3. Sistem Kardiovaskuler Atrium sangat kaya dipersyarafi oleh serabut syaraf parasimpatis (n.vagus), dan oleh karena itu nodus SA peka terhadap hambatan reseptor muskarinik. Efek denyut jantung yang terisolasi, dipersarafi, dan secara spontan memukul jantung berupa hambatan perlambatan vagus yang jelas dan takikardia relative. Bila diberikan dosis terapi sedang sampai tinggi, maka efek takikardi nampaknya dapat menetap pada pasien tertentu. Namun, dalam dosis kecil justru memacu pusat parasimpatis dan sering menimbulkan gejala brakikardia awal sebelum efek hambatan terhadap vagus perifer menjadi jelas. Dengan mekanisme yang sama juga mengatur fungsi nodus AV; pada keadaan tonus vagus yang meninggi, maka pemberian atropine dapat menurunkan interval PR dalam EKG dengan memblok reseptor muskarinik jantung.

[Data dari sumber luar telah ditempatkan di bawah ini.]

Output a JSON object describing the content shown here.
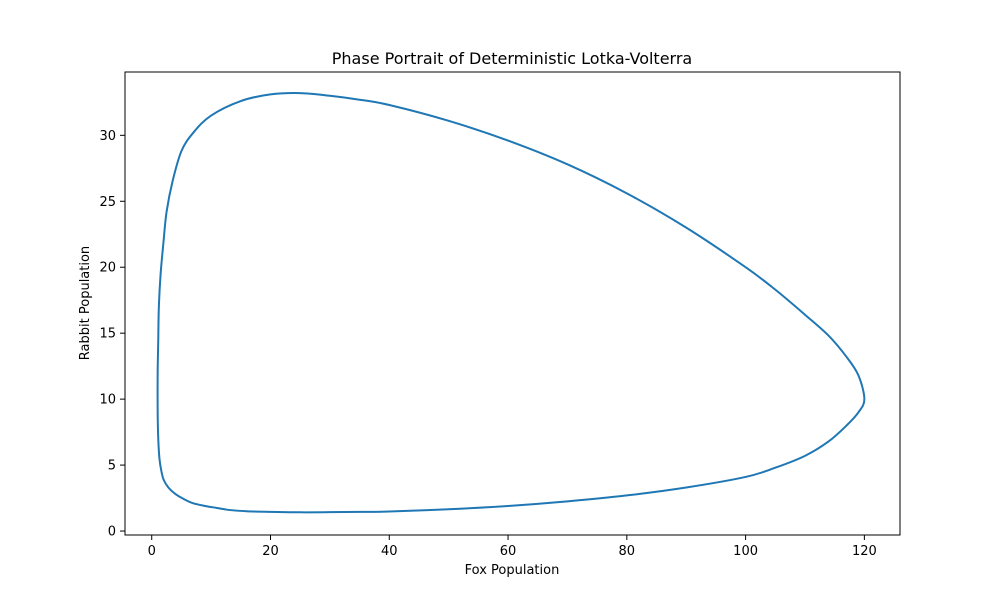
{
  "chart_data": {
    "type": "line",
    "title": "Phase Portrait of Deterministic Lotka-Volterra",
    "xlabel": "Fox Population",
    "ylabel": "Rabbit Population",
    "xlim": [
      -4.5,
      126
    ],
    "ylim": [
      -0.3,
      34.8
    ],
    "x_ticks": [
      0,
      20,
      40,
      60,
      80,
      100,
      120
    ],
    "y_ticks": [
      0,
      5,
      10,
      15,
      20,
      25,
      30
    ],
    "grid": false,
    "legend": "none",
    "series": [
      {
        "color": "#1f77b4",
        "closed": true,
        "x": [
          120,
          119,
          117,
          114,
          110,
          105,
          100,
          90,
          80,
          70,
          60,
          50,
          40,
          35,
          30,
          25,
          20,
          15,
          10,
          7,
          5,
          3.5,
          2.5,
          2,
          1.5,
          1.2,
          1.1,
          1.0,
          1.0,
          1.1,
          1.3,
          1.6,
          2.0,
          2.8,
          4,
          5.5,
          7,
          9,
          11,
          13,
          16,
          20,
          25,
          30,
          35,
          40,
          50,
          60,
          70,
          80,
          90,
          100,
          105,
          110,
          114,
          117,
          119
        ],
        "y": [
          10.0,
          11.8,
          13.2,
          14.8,
          16.4,
          18.3,
          20.0,
          23.0,
          25.6,
          27.8,
          29.6,
          31.1,
          32.3,
          32.7,
          33.0,
          33.2,
          33.1,
          32.6,
          31.5,
          30.2,
          28.8,
          26.5,
          24.2,
          22.0,
          19.5,
          17.0,
          14.5,
          12.0,
          9.0,
          7.0,
          5.5,
          4.6,
          3.9,
          3.3,
          2.8,
          2.4,
          2.1,
          1.9,
          1.75,
          1.6,
          1.5,
          1.45,
          1.42,
          1.43,
          1.45,
          1.48,
          1.65,
          1.9,
          2.25,
          2.7,
          3.3,
          4.1,
          4.8,
          5.7,
          6.8,
          8.0,
          9.0
        ]
      }
    ]
  }
}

4. Sistem Pernafasan Baik otot polos atau sel kelenjar sekresi pada saluran pernafasan dipersarafi oleh vagus dan mengandung reseptor muskarini. Bahkan pada individu normal, maka efek bronkodilatasi dan pengurangan sekresi setelah menelan atropine dapat diukur. Efek demikian lebih dramatic pada pasien saluran pernafasan terganggu, walaupun obat antimuskarinik ini tidak sebaik pemacu beta-adrenoseptor pada pengobatan asma. 5. Saluran Cerna Hambatan reseptor muskarinik menimbulkan efek dramatic terhadap motilitas dan beberapa fungsi sekresi pada saluran cerna. Seperti pada organ lainnya, pacuan muskarinik eksogen lebih efektif dihambat disbanding efek dari aktivitas saraf simpatis (vagal). 6. Kelenjar Keringat Termoregulasi keringat di tekan pula oleh atropine. Reseptor muskarinik pada kelenjarkeringat ekkrin dipersarafi oleh serabut kolinergik simpatetik dan dapat

dipengaruhi oleh obat antimuskarinik. Hanya pada dosis tinggi efek antimuskarinik pada orang dewasa akan menimbulkan peninggian suhu tubuh. Sedangkan pada bayi dan anak-anak maka dalam dosis biasapun sudah menimbulkan demam atropine (atropine fever).